One study found the accuracy of blind injections of the shoulder and knee to be 25% and 70%, respectively.22 A study that compared conventional aspirations with ultrasonography-guided aspirations found successful aspiration in 25% vs 100% of the shoulders, 40% vs 95% of the knees, 20% vs 100% of the ankles, and 0% vs 100% of the small joints.23 Overall, the rate of unintended non–intra-articular injections performed by skilled rheumatologists and orthopedic surgeons using a conventional palpation technique has been estimated to be as high as 50% to 60%24; it is hoped that ultrasonography-guided injections will make this number much smaller.
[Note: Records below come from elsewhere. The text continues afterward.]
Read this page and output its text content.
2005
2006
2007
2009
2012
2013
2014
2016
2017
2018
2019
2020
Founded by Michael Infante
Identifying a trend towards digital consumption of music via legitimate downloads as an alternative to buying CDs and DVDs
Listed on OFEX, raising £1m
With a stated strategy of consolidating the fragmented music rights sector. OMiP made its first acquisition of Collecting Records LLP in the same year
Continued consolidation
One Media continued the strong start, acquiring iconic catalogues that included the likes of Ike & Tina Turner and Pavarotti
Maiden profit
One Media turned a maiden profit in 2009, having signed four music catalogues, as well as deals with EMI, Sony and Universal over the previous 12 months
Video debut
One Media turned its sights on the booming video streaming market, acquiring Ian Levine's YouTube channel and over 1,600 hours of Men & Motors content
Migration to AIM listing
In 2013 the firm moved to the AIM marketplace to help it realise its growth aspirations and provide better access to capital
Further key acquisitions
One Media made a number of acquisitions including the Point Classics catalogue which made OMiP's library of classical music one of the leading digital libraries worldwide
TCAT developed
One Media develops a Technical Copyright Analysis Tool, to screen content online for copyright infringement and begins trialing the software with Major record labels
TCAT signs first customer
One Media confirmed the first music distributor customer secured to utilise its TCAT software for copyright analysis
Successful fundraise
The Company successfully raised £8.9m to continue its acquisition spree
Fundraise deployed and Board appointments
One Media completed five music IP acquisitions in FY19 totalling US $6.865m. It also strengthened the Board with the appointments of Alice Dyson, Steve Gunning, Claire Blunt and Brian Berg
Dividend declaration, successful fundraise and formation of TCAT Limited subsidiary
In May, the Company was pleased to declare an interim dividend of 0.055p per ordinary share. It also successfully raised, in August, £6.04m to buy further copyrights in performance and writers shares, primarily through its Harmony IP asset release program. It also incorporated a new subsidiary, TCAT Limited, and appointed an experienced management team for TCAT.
Sibbitt and associates24 conducted a study of 148 patients with direct comparison between conventional palpation-guided and ultrasonography-guided methods; an acceptable clinical response rate of 71.6% was seen in the palpation-guided group. However, the ultrasonography-guided procedures were significantly superior in all outcome measures, including reduction in pain from baseline, procedural pain, and pain at outcome 2 weeks postprocedure, and increase in percentages of responders and decrease in percentages of nonresponders. In addition, ultrasonography increased the detection of effusion by 200% and volume of fluid aspirated by 337%. No difference in safety was demonstrated, and there were noted disadvantages of increased time for ultrasonography-guided procedures as well as increased cost. Extensive cost-benefit analysis still needs to be conducted to determine whether the improvements noted from ultrasonographic guidance can be justified in the long term.